GÖBEKLİTEPE
Göbeklitepe'de sürdürülen arkeolojik kazılarda, tarih öncesi yaşam ve uygarlığa geçişle ilgili yerleşik bilgileri altüst edecek buluntulara rastlanılmıştır. Göbeklitepe M.Ö. 9.500, günümüzden ise 11.500 yıl öncesine tarihlenen Neolitik Döneme ait bir yerleşim merkezidir. 80.000 m2’lik bir alanı kapsayan alan Kültür ve Turizm Bakanlığınca 1.derece sit alanı olarak ilan edilmiştir.
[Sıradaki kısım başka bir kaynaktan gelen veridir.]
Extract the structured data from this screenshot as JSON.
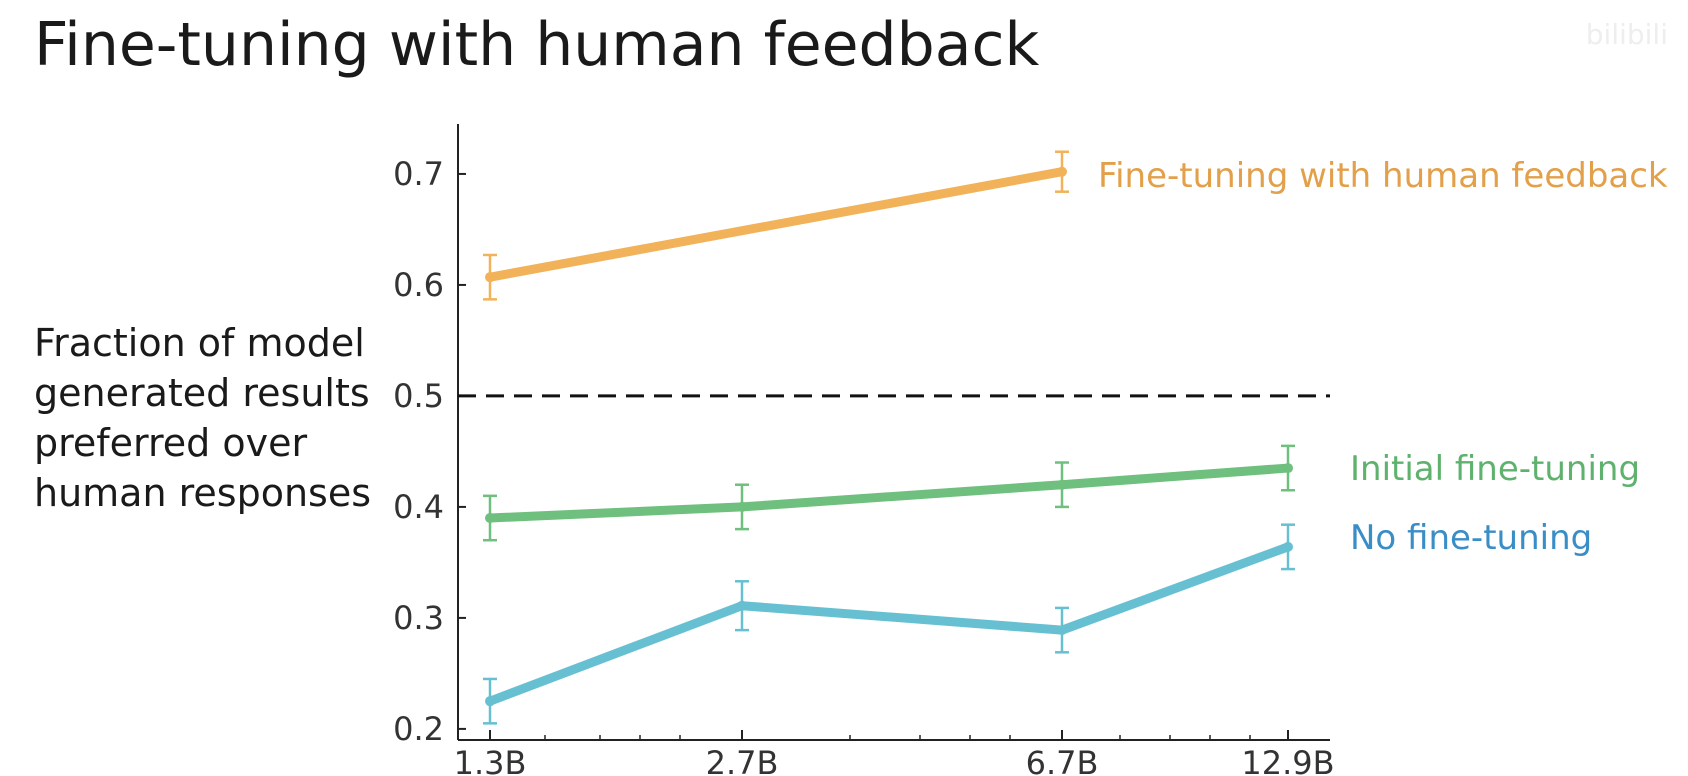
{
  "title": "Fine-tuning with human feedback",
  "watermark": "bilibili",
  "chart_data": {
    "type": "line",
    "ylabel_lines": [
      "Fraction of model",
      "generated results",
      "preferred over",
      "human responses"
    ],
    "xlabel": "",
    "categories": [
      "1.3B",
      "2.7B",
      "6.7B",
      "12.9B"
    ],
    "ylim": [
      0.19,
      0.745
    ],
    "yticks": [
      0.2,
      0.3,
      0.4,
      0.5,
      0.6,
      0.7
    ],
    "yticklabels": [
      "0.2",
      "0.3",
      "0.4",
      "0.5",
      "0.6",
      "0.7"
    ],
    "reference_line": {
      "y": 0.5,
      "style": "dashed",
      "color": "#111111"
    },
    "grid": false,
    "legend": "inline-right",
    "series": [
      {
        "name": "Fine-tuning with human feedback",
        "color": "#f2b25a",
        "label_color": "#e3a04a",
        "points": [
          {
            "x": "1.3B",
            "y": 0.607,
            "err": 0.02
          },
          {
            "x": "6.7B",
            "y": 0.702,
            "err": 0.018
          }
        ]
      },
      {
        "name": "Initial fine-tuning",
        "color": "#6fbf7e",
        "label_color": "#5fb26e",
        "points": [
          {
            "x": "1.3B",
            "y": 0.39,
            "err": 0.02
          },
          {
            "x": "2.7B",
            "y": 0.4,
            "err": 0.02
          },
          {
            "x": "6.7B",
            "y": 0.42,
            "err": 0.02
          },
          {
            "x": "12.9B",
            "y": 0.435,
            "err": 0.02
          }
        ]
      },
      {
        "name": "No fine-tuning",
        "color": "#67c0d2",
        "label_color": "#3a8ec8",
        "points": [
          {
            "x": "1.3B",
            "y": 0.225,
            "err": 0.02
          },
          {
            "x": "2.7B",
            "y": 0.311,
            "err": 0.022
          },
          {
            "x": "6.7B",
            "y": 0.289,
            "err": 0.02
          },
          {
            "x": "12.9B",
            "y": 0.364,
            "err": 0.02
          }
        ]
      }
    ]
  }
}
Neolitik dönemde başlayan ziraatla birlikte insanlar, ektikleri zirai ürünlerin mahsullerini almak için tarla civarında yerleşmeye mecbur kalmışlardır. İnsanoğlu, ilk kez bu dönemde, doğa ile ilişkisini kendi lehine çevirerek toplayıcılık ve avcılığı bırakıp, tarım ve hayvancılığa yönelmeye başlamış, yabani şekilde yetişen buğday, arpa, mercimek türü ürünleri deneme yanılma yolu ile ekmeye başlamışlardır. Böylece ziraatla birlikte yerleşik hayat da doğmuş, yerleşim yerleri buna bağlı olarak kurulmaya başlamıştır.
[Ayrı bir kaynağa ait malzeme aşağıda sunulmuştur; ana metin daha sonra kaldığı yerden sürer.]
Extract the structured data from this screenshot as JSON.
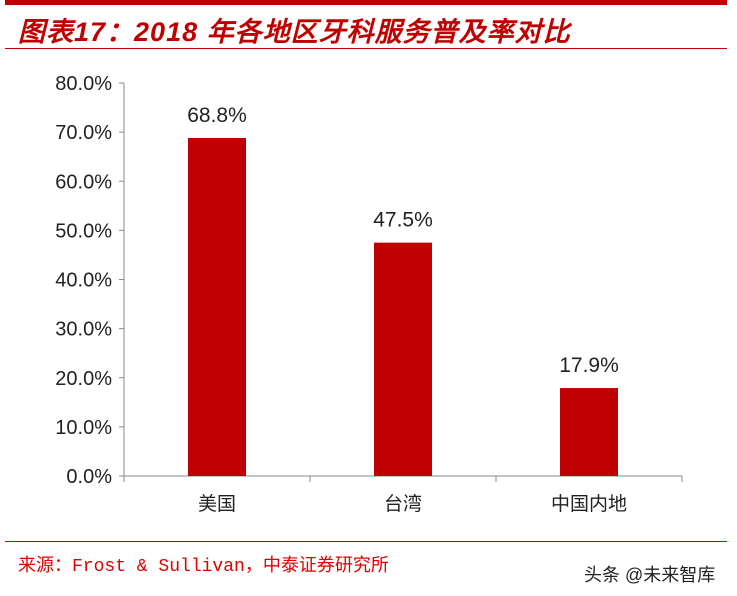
{
  "title": "图表17：2018 年各地区牙科服务普及率对比",
  "source": "来源：Frost & Sullivan，中泰证券研究所",
  "watermark": "头条 @未来智库",
  "colors": {
    "bar": "#c00000",
    "title": "#c00000"
  },
  "chart_data": {
    "type": "bar",
    "title": "图表17：2018 年各地区牙科服务普及率对比",
    "categories": [
      "美国",
      "台湾",
      "中国内地"
    ],
    "values": [
      68.8,
      47.5,
      17.9
    ],
    "data_labels": [
      "68.8%",
      "47.5%",
      "17.9%"
    ],
    "yticks": [
      "0.0%",
      "10.0%",
      "20.0%",
      "30.0%",
      "40.0%",
      "50.0%",
      "60.0%",
      "70.0%",
      "80.0%"
    ],
    "ylim": [
      0,
      80
    ],
    "xlabel": "",
    "ylabel": "",
    "grid": false,
    "legend": "none"
  }
}
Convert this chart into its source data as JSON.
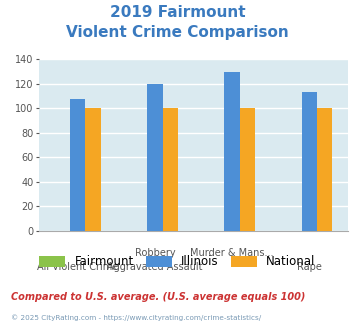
{
  "title_line1": "2019 Fairmount",
  "title_line2": "Violent Crime Comparison",
  "title_color": "#3a7abf",
  "x_labels_row1": [
    "",
    "Robbery",
    "Murder & Mans...",
    ""
  ],
  "x_labels_row2": [
    "All Violent Crime",
    "Aggravated Assault",
    "",
    "Rape"
  ],
  "series": [
    {
      "name": "Fairmount",
      "color": "#8bc34a",
      "values": [
        0,
        0,
        0,
        0
      ]
    },
    {
      "name": "Illinois",
      "color": "#4d8fd6",
      "values": [
        108,
        120,
        130,
        113
      ]
    },
    {
      "name": "National",
      "color": "#f5a623",
      "values": [
        100,
        100,
        100,
        100
      ]
    }
  ],
  "ylim": [
    0,
    140
  ],
  "yticks": [
    0,
    20,
    40,
    60,
    80,
    100,
    120,
    140
  ],
  "plot_bg_color": "#daeaf0",
  "grid_color": "#ffffff",
  "footer_text": "Compared to U.S. average. (U.S. average equals 100)",
  "footer_color": "#cc3333",
  "copyright_text": "© 2025 CityRating.com - https://www.cityrating.com/crime-statistics/",
  "copyright_color": "#7a9ab5"
}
İlimizde özellikle tarihi Harran şehrini 30–40 km mesafelerle bir hilal şeklinde çevreleyen Göbeklitepe, Gürcütepe, Sefer Tepe, Karahantepe, Hamzantepe, Balıklı Göl çevresi Neolitik dönemin en önemli yerleşim yerleridir. Bu yerleşim yerlerinin tamamı M.Ö.9500 yani günümüzden 11.500 yıl öncesine ait 1. derece sit alanlarıdır. Hilvan ilçesine bağlı Kantara Köyü ile Süleyman bey mahallesi arasında Nevali Çori, Bozova ilçesine bağlı Şaşkan Köyü’nün kuzeyinde yer alan Kumartepe, Birecik İlçesi Mezra Beldesi batısında yer alan Teleilat Höyük ve Harran Bölgesinde keşfi bekleyen birçok höyük Neolatik döneme mimarı yapıların olduğu yerleşim merkezleridir.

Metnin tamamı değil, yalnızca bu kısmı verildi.